Nasu Palekko

24 Jan

안녕하세요 chingudeul…

Hari ini aku membuat beberapa sajian di rumah. Dikala libur memang saatnya untuk masak masak deh. Ya walau dengan skill yang standard tapi dengan kemauan yang besar, akhirnya aku mencoba membuat sajian untuk keluarga tercinta. Ya walau resiko kulit dan telapak tangan jadi kasar, kuku jadi kuning kena bumbu seperti kunyit, ditambah jari-jari tangan menjadi tidak sebagus tangan para wanita yang suka merawat dirinya, tapi aku mencoba mendedikasikan diri untuk keluarga ketimbang memilih merawat diri tapi keluarga malah ga keurus makanannya. So setelah memutuskan untuk belajar masak, aku harus melupakan keinginan untuk memiliki telapak tangan yang halus. Soalnya rada malas juga pakai lotion, kalau masak kan tangan harus selalu higienis dan harus sering cuci tangan, jadi kelembaban kulitnya jadi hilang deh, apalagi ditambah dengan sabun. Ya sudah, tapi itu adalah suka duka menjadi istri rumah tangga.

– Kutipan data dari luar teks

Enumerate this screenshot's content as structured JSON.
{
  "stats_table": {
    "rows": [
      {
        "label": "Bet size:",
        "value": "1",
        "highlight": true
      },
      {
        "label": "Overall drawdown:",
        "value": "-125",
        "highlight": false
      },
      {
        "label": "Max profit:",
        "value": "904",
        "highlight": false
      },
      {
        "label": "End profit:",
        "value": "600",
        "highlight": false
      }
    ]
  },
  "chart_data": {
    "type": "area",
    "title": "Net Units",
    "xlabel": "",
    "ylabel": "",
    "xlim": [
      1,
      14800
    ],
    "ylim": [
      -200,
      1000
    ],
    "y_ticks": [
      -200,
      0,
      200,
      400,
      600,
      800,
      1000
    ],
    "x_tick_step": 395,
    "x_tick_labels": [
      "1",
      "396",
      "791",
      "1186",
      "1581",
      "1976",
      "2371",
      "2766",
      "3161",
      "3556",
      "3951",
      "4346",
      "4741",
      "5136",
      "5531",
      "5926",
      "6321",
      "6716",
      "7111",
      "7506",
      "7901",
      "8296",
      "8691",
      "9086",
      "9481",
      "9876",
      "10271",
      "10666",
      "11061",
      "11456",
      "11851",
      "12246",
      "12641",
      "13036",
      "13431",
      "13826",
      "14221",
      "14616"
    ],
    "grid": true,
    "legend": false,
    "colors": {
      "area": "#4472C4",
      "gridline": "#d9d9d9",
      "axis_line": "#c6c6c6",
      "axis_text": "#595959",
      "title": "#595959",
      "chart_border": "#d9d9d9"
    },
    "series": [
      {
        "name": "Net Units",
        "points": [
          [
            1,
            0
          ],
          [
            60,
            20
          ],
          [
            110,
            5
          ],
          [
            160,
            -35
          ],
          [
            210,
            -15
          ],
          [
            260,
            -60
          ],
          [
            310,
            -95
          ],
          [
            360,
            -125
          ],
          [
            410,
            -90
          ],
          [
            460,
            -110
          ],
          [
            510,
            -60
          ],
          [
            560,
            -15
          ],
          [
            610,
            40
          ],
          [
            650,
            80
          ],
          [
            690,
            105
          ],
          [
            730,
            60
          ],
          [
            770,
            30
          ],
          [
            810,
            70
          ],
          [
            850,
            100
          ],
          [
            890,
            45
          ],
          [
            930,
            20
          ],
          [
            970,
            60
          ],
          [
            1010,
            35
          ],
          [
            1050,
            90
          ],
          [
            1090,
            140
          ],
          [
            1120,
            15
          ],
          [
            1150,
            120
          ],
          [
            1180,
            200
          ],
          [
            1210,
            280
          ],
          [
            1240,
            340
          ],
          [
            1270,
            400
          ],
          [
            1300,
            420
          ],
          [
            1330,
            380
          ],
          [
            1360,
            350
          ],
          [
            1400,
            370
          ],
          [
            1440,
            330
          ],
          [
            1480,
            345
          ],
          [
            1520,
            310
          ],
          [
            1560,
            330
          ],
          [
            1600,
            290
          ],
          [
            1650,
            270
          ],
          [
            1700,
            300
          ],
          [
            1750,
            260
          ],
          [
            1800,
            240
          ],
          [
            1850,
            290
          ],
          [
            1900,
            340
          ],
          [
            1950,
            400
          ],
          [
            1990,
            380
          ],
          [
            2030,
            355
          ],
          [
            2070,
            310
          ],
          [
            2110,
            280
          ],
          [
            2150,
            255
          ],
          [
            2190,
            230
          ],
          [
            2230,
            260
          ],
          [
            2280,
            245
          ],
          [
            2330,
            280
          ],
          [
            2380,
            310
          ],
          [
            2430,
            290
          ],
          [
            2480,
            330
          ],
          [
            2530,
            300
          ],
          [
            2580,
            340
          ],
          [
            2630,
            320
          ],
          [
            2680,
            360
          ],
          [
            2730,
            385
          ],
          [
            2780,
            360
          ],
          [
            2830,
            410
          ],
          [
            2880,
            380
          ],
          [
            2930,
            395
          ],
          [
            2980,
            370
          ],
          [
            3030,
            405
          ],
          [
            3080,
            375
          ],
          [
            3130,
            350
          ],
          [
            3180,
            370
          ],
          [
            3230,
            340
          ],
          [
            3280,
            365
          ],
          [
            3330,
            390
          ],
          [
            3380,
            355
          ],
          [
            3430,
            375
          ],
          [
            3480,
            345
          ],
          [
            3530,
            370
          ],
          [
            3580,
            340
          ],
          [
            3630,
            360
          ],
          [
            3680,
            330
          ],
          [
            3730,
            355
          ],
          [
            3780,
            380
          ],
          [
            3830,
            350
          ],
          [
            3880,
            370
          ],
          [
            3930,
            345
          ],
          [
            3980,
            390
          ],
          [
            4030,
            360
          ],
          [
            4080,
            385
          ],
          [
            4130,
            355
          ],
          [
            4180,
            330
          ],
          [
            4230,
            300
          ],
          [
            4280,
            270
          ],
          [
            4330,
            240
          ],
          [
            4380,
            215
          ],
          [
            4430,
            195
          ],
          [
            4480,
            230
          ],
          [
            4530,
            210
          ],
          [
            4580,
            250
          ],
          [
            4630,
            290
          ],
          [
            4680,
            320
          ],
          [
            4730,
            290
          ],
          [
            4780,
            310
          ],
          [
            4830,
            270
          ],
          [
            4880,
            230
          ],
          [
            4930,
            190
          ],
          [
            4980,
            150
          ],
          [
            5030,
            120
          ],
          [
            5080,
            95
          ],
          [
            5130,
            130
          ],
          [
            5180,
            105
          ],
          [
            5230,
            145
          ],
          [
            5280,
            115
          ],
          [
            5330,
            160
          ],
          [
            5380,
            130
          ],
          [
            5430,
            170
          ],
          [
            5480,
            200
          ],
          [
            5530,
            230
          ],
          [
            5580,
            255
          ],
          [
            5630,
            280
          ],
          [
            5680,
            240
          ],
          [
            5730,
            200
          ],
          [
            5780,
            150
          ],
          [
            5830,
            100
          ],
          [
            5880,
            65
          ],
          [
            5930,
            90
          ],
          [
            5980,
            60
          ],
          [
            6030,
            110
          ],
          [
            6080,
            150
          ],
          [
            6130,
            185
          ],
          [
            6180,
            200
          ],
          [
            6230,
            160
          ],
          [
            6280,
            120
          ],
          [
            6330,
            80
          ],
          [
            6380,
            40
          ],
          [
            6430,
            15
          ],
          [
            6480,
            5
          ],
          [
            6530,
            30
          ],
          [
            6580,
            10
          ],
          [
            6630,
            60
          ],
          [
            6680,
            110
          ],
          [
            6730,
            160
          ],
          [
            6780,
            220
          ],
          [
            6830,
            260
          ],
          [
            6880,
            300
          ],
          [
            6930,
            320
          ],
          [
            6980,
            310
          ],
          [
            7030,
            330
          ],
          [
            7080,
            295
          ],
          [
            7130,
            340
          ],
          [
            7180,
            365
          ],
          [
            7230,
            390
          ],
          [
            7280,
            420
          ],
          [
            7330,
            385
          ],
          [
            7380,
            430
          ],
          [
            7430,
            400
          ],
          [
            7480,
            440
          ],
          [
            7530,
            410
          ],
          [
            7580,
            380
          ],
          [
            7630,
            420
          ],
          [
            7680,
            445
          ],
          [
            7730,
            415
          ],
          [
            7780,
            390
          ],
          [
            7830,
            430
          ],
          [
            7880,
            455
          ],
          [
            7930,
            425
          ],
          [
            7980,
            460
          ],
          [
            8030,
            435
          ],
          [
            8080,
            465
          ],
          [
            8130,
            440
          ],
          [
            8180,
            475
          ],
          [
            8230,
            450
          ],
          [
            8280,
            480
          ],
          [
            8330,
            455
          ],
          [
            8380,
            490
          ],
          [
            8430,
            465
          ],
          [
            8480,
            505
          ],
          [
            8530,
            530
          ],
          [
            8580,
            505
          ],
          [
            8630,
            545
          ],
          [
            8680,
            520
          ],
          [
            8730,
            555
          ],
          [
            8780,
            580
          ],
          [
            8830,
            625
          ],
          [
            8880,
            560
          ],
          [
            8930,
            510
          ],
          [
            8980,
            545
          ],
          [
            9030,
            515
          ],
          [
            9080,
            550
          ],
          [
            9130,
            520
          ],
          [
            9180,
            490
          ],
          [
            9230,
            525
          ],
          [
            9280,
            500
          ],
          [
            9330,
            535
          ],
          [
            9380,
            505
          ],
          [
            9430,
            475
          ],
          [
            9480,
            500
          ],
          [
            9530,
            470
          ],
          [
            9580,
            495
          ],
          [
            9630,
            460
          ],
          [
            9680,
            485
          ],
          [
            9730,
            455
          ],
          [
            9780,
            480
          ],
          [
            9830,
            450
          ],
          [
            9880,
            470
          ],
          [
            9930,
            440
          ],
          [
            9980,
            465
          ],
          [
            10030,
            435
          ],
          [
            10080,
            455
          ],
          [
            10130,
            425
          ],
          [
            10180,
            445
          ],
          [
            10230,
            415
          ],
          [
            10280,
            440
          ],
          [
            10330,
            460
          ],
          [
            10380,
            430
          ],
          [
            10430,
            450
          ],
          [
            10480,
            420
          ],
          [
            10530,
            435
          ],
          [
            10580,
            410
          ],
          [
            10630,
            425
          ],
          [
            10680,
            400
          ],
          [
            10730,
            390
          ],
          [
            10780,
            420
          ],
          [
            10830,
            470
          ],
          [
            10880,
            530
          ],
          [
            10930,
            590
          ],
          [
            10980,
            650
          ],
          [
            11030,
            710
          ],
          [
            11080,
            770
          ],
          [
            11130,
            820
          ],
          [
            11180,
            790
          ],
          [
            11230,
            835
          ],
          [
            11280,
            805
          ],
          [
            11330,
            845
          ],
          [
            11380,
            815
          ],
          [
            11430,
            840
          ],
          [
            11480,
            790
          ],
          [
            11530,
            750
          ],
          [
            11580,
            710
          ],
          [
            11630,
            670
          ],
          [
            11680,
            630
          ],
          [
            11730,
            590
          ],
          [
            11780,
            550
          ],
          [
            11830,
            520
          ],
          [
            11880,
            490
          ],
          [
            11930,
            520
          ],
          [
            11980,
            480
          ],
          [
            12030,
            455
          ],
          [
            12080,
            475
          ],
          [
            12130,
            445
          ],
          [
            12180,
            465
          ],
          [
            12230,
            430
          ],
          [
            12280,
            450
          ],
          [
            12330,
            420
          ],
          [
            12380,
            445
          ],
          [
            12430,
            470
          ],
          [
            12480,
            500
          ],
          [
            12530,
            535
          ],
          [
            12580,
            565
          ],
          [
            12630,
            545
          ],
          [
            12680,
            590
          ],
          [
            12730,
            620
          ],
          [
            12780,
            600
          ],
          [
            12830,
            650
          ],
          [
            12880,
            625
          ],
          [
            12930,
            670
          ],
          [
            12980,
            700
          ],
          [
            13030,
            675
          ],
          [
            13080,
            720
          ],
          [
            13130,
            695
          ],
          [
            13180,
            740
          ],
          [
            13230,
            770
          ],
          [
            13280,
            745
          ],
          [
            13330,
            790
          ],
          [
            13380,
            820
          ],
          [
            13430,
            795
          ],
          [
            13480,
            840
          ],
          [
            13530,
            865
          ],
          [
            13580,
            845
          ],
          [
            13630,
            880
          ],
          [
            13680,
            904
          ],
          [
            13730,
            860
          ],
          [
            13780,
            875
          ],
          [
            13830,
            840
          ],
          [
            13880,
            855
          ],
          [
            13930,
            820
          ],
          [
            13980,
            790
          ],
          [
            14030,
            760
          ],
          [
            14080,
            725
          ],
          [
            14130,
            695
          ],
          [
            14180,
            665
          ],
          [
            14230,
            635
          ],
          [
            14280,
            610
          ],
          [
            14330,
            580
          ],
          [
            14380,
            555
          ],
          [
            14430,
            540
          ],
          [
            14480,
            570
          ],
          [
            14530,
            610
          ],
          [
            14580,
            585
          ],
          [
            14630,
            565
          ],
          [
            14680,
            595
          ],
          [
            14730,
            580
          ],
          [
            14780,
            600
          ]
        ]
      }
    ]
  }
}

Yang penting sih aku menikmati aktivitasku dan juga senang melihat keluarga menyukai masakanku.

Kali ini aku mencoba membuat masakan dari Sulawesi Selatan yang bernama Nasu Palekko. Resep ini aku dapat dari justtryandtaste.com atau Jtt. Minggu lalu aku sempat nyasar ke blog tersebut dan ternyata mendapatkan banyak info tentang masakan. Thanks buat Mbak Endang yang sudah share resep masakannya dan memberikan inspirasi buat saya untuk bisa berkreasi lebih banyak lagi di dapur amatirku ini.

Nasu Paleko1Di resep asli seharusnya sajian ini dibuat lebih kering, namun aku lebih suka dengan tampilan agak basah. Jadi sesuaikan dengan selera masing-masing ya.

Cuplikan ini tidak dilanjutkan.